Living life as a human can be compared with a boat or a ship in the ocean. Depending on the skies and whether there is a storm, it can be a peaceful ride or a storm can wreak havoc on the ship. Only ‘you’, the one who is dissociated from the body, yet fully in charge and responsible for it, can navigate it in the best possible manner regardless of the weather, and provide it fulfillment of its existence. Allow this observation of consciousness separated from the body to gain deeper and meaningful introspection intuitively and arouse reckonings as it does within yourself naturally.
Mistake 1: Controlling the mind to the point of making it frozen stiff, overly fine and subtle.
Mistake 2: Letting go to mindlessly following ignorant indulgent thoughts.
We begin to practice the mind will either go wandering off thinking of this and that, unaware that the mind is thinking, or we will want to be good and practice well, and will hold the mind still or suppress it. These are the two directions in which we can falter- total control, or mindlessly following the lure of the defilements. They are the two extremes. One is pulling in too much on controlling too much, the other is letting go too much and following the impurities of mind. As Buddhism also teaches the middle way, it is recommended to find the balanced way, the Simple Way.
This was the First Step towards meditation.
The next exercise will provide the building block for further inner discovery and is very important. But that will base off of this one. So it is advised to practice this for a week or more.
Practice this daily for a month
Meditation is not like physical exercise, that you can get away with practicing only two or three times a week. It’s actually the sort of thing that you need to do daily—just like eating, sleeping, and brushing your teeth. It’s in that category of activities.
Because you are exposed to stress on a daily basis.
Because your mind may be bogging you down with negative thoughts and attachments on a daily basis.
Because your ego is working on a daily basis.
So you need to meditate on a daily basis too.
Otherwise it will be very difficult to reverse negative pattern of thoughts and emotions, and get in touch with deeper states of consciousness. Thoughts are spinning in your head non-stop, and anxiety doesn’t go on vacation.
What happens if you meditate only once a week?
There is no doubt that you will experience some benefits. Right after the meditation, you will likely feel more calm, centered, and focused. You may immediately feel more clear and present. But that won’t last—because once a week is not enough for you to get real momentum in the practice.
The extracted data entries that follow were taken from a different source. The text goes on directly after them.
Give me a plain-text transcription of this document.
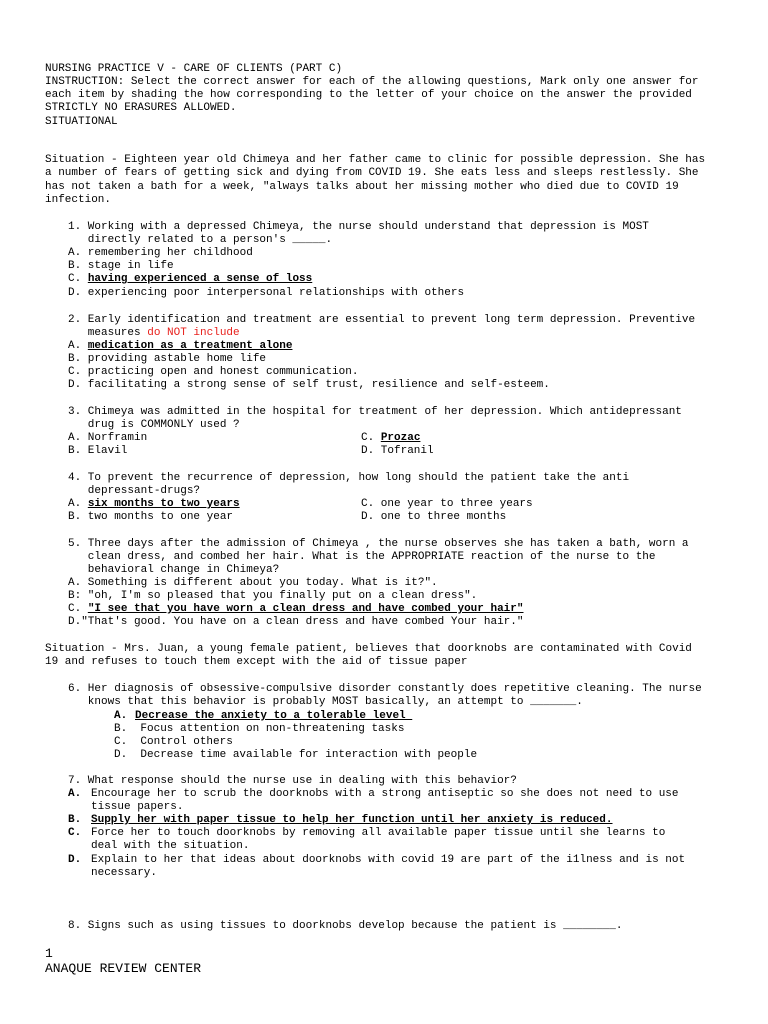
NURSING PRACTICE V - CARE OF CLIENTS (PART C)
INSTRUCTION: Select the correct answer for each of the allowing questions, Mark only one answer for
each item by shading the how corresponding to the letter of your choice on the answer the provided
STRICTLY NO ERASURES ALLOWED.
SITUATIONAL
Situation - Eighteen year old Chimeya and her father came to clinic for possible depression. She has
a number of fears of getting sick and dying from COVID 19. She eats less and sleeps restlessly. She
has not taken a bath for a week, "always talks about her missing mother who died due to COVID 19
infection.
1. Working with a depressed Chimeya, the nurse should understand that depression is MOST
directly related to a person's _____.
A. remembering her childhood
B. stage in life
C. having experienced a sense of loss
D. experiencing poor interpersonal relationships with others
2. Early identification and treatment are essential to prevent long term depression. Preventive
measures do NOT include
A. medication as a treatment alone
B. providing astable home life
C. practicing open and honest communication.
D. facilitating a strong sense of self trust, resilience and self-esteem.
3. Chimeya was admitted in the hospital for treatment of her depression. Which antidepressant
drug is COMMONLY used ?
A. Norframin	C. Prozac
B. Elavil	D. Tofranil
4. To prevent the recurrence of depression, how long should the patient take the anti
depressant-drugs?
A. six months to two years	C. one year to three years
B. two months to one year	D. one to three months
5. Three days after the admission of Chimeya , the nurse observes she has taken a bath, worn a
clean dress, and combed her hair. What is the APPROPRIATE reaction of the nurse to the
behavioral change in Chimeya?
A. Something is different about you today. What is it?".
B: "oh, I'm so pleased that you finally put on a clean dress".
C. "I see that you have worn a clean dress and have combed your hair"
D."That's good. You have on a clean dress and have combed Your hair."
Situation - Mrs. Juan, a young female patient, believes that doorknobs are contaminated with Covid
19 and refuses to touch them except with the aid of tissue paper
6. Her diagnosis of obsessive-compulsive disorder constantly does repetitive cleaning. The nurse
knows that this behavior is probably MOST basically, an attempt to _______.
A. Decrease the anxiety to a tolerable level
B.  Focus attention on non-threatening tasks
C.  Control others
D.  Decrease time available for interaction with people
7. What response should the nurse use in dealing with this behavior?
A. Encourage her to scrub the doorknobs with a strong antiseptic so she does not need to use
tissue papers.
B. Supply her with paper tissue to help her function until her anxiety is reduced.
C. Force her to touch doorknobs by removing all available paper tissue until she learns to
deal with the situation.
D. Explain to her that ideas about doorknobs with covid 19 are part of the i1lness and is not
necessary.
8. Signs such as using tissues to doorknobs develop because the patient is ________.
1
ANAQUE REVIEW CENTER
Suppose that you want to boil water. You need to leave your kettle on for 5 minutes, so water will boil. But instead you leave it on for 2 minutes, then turn it off, and come back to it the following week to turn it on for more 2 minutes…
You may do that for all the weeks of your life, but water will never boil. Because in the following week the water doesn’t continue from the temperature it was at the end of your 2 minutes; rather, it has now completely cooled down, so you are starting from zero again.
In a way, meditation practice is like this. And that is why it’s essential to practice it every day—even if for only 5 to 10 minutes a day. If you do that, you will have some continuity in your practice, and it will grow.
The daily habit is what makes a difference between having a practice that feels good when you do it, and one that will actually transform you and your daily life.
You don’t need to make it hard for yourself. Meditation doesn’t need to take half an hour, involve difficult postures, and be a battle with your mind. But it does need to happen daily.